The latter quote shows that even though Macron and von der Leyen are pushing for the same substantial policies, their framing is very different. Macron warns against blindly following the US. When she criticises China even for how it “positions itself as a power and peace broker, for instance through the recent Saudi Arabia and Iran agreement”, von der Leyen, on the contrary, goes very far along with the American perception. For Washington, China is a revisionist power that aims to undo the current world order. In this framing, every political or economic success for China must be a defeat for the West.

In reality, China is acquiring more power within the current world order, in which it is a major stakeholder, so that it can co-shape the rules. Other states, such as Saudi Arabia, increasingly do what states always do in a multipolar system: they are hedging, keeping their options open by working with all great powers. This shift in the balance of power and in the allegiance of states is a challenge for the EU and the US, but it does not ipso facto amount to the undermining of the current order. As long as the key powers can agree on a core set of rules that they all (more or less) abide by, a modus vivendi is possible. Hence von der Leyen’s call, in the same speech, for cooperation with China.

The framing is important, for it conditions how far the EU should go in the strategy of de-risking. This is a continuum: take de-risking too far and it becomes de-coupling. Moreover, as Tobias Gehrke argues, if the EU creates the perception that relations will deteriorate anyway, then why would China change its economic behaviour? Where one draws the red line is crucial, therefore.
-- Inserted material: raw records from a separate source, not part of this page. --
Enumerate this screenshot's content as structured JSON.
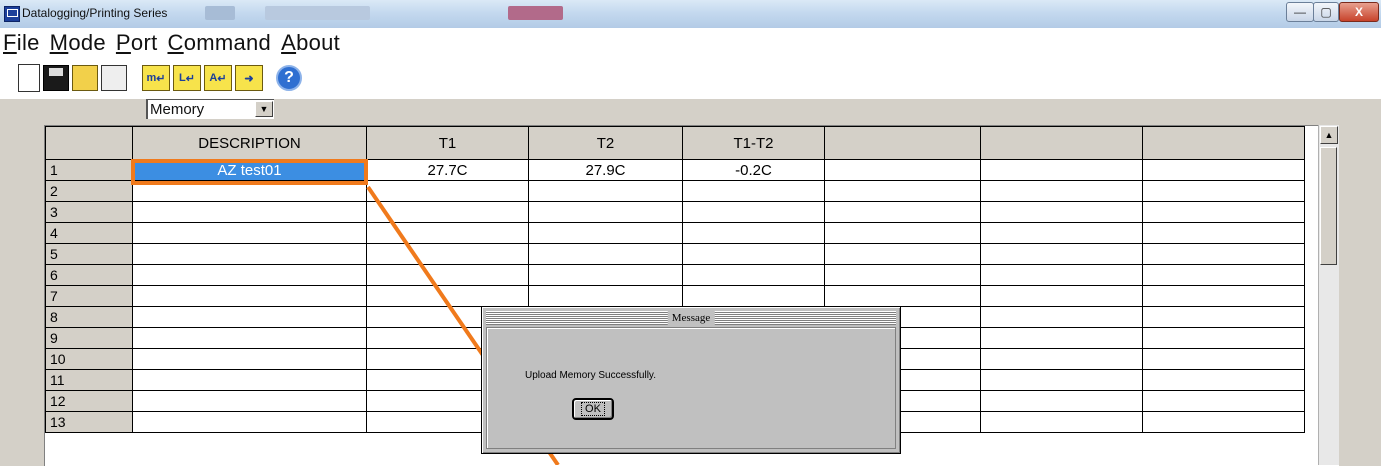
{
  "window": {
    "title": "Datalogging/Printing Series",
    "minimize": "—",
    "restore": "▢",
    "close": "X"
  },
  "menu": [
    {
      "label_ul": "F",
      "label_rest": "ile"
    },
    {
      "label_ul": "M",
      "label_rest": "ode"
    },
    {
      "label_ul": "P",
      "label_rest": "ort"
    },
    {
      "label_ul": "C",
      "label_rest": "ommand"
    },
    {
      "label_ul": "A",
      "label_rest": "bout"
    }
  ],
  "toolbar": {
    "icons": [
      "new-file-icon",
      "save-icon",
      "open-folder-icon",
      "print-icon",
      "memory-mode-icon",
      "logger-mode-icon",
      "alarm-mode-icon",
      "export-folder-icon",
      "help-icon"
    ],
    "memory_mode_glyph": "m",
    "logger_mode_glyph": "L",
    "alarm_mode_glyph": "A",
    "help_glyph": "?"
  },
  "mode_select": {
    "value": "Memory"
  },
  "grid": {
    "columns": [
      "DESCRIPTION",
      "T1",
      "T2",
      "T1-T2",
      "",
      "",
      ""
    ],
    "rows": [
      {
        "num": "1",
        "cells": [
          "AZ test01",
          "27.7C",
          "27.9C",
          "-0.2C",
          "",
          "",
          ""
        ]
      },
      {
        "num": "2",
        "cells": [
          "",
          "",
          "",
          "",
          "",
          "",
          ""
        ]
      },
      {
        "num": "3",
        "cells": [
          "",
          "",
          "",
          "",
          "",
          "",
          ""
        ]
      },
      {
        "num": "4",
        "cells": [
          "",
          "",
          "",
          "",
          "",
          "",
          ""
        ]
      },
      {
        "num": "5",
        "cells": [
          "",
          "",
          "",
          "",
          "",
          "",
          ""
        ]
      },
      {
        "num": "6",
        "cells": [
          "",
          "",
          "",
          "",
          "",
          "",
          ""
        ]
      },
      {
        "num": "7",
        "cells": [
          "",
          "",
          "",
          "",
          "",
          "",
          ""
        ]
      },
      {
        "num": "8",
        "cells": [
          "",
          "",
          "",
          "",
          "",
          "",
          ""
        ]
      },
      {
        "num": "9",
        "cells": [
          "",
          "",
          "",
          "",
          "",
          "",
          ""
        ]
      },
      {
        "num": "10",
        "cells": [
          "",
          "",
          "",
          "",
          "",
          "",
          ""
        ]
      },
      {
        "num": "11",
        "cells": [
          "",
          "",
          "",
          "",
          "",
          "",
          ""
        ]
      },
      {
        "num": "12",
        "cells": [
          "",
          "",
          "",
          "",
          "",
          "",
          ""
        ]
      },
      {
        "num": "13",
        "cells": [
          "",
          "",
          "",
          "",
          "",
          "",
          ""
        ]
      }
    ]
  },
  "dialog": {
    "title": "Message",
    "message": "Upload Memory Successfully.",
    "ok_label": "OK"
  },
  "colors": {
    "highlight": "#f07a1c",
    "selected_cell": "#3c8ee2"
  }
}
At first sight, von der Leyen draws the line quite close, focusing on avoiding forced technology transfer and on dual-use items with both civilian and military applications. That is much less far-reaching than the US’ blanket prohibition of any cooperation with China in areas such as advanced semiconductors (which it is trying to force individual EU Member States to adopt). Her reference to human rights implications, when interpreted too broadly, could become prohibitive, however. Here too, the line should be drawn close: the EU should never become complicit in human rights violations, for example by importing the product of forced labour. But, sadly, if the EU links all economic interaction to the general human rights situation in a country, it soon will have very few trade partners left.

Conclusion: strategy

In her China speech, von der Leyen has set the agenda; now the debate on what exactly a de-risking strategy entails must begin. If it is to be effective, this can only be an EU strategy, for the single market as a whole. EU Member States should absolutely resist giving in to pressure from either the US or China to pre-emptively adopt national policies. Nor does it serve any purpose for other European leaders to go and set the record straight in China, as some have purported in the wake of the Macron – von der Leyen visit. That will only complicate things. This debate must be had among the Member States and the institutions, in Brussels – not in Beijing.

 

Sven Biscop is neither a panda-hugger nor a dragon-slayer, for those  see everything through the lens of China. Whereas for him, everything starts from the European interest. Obviously.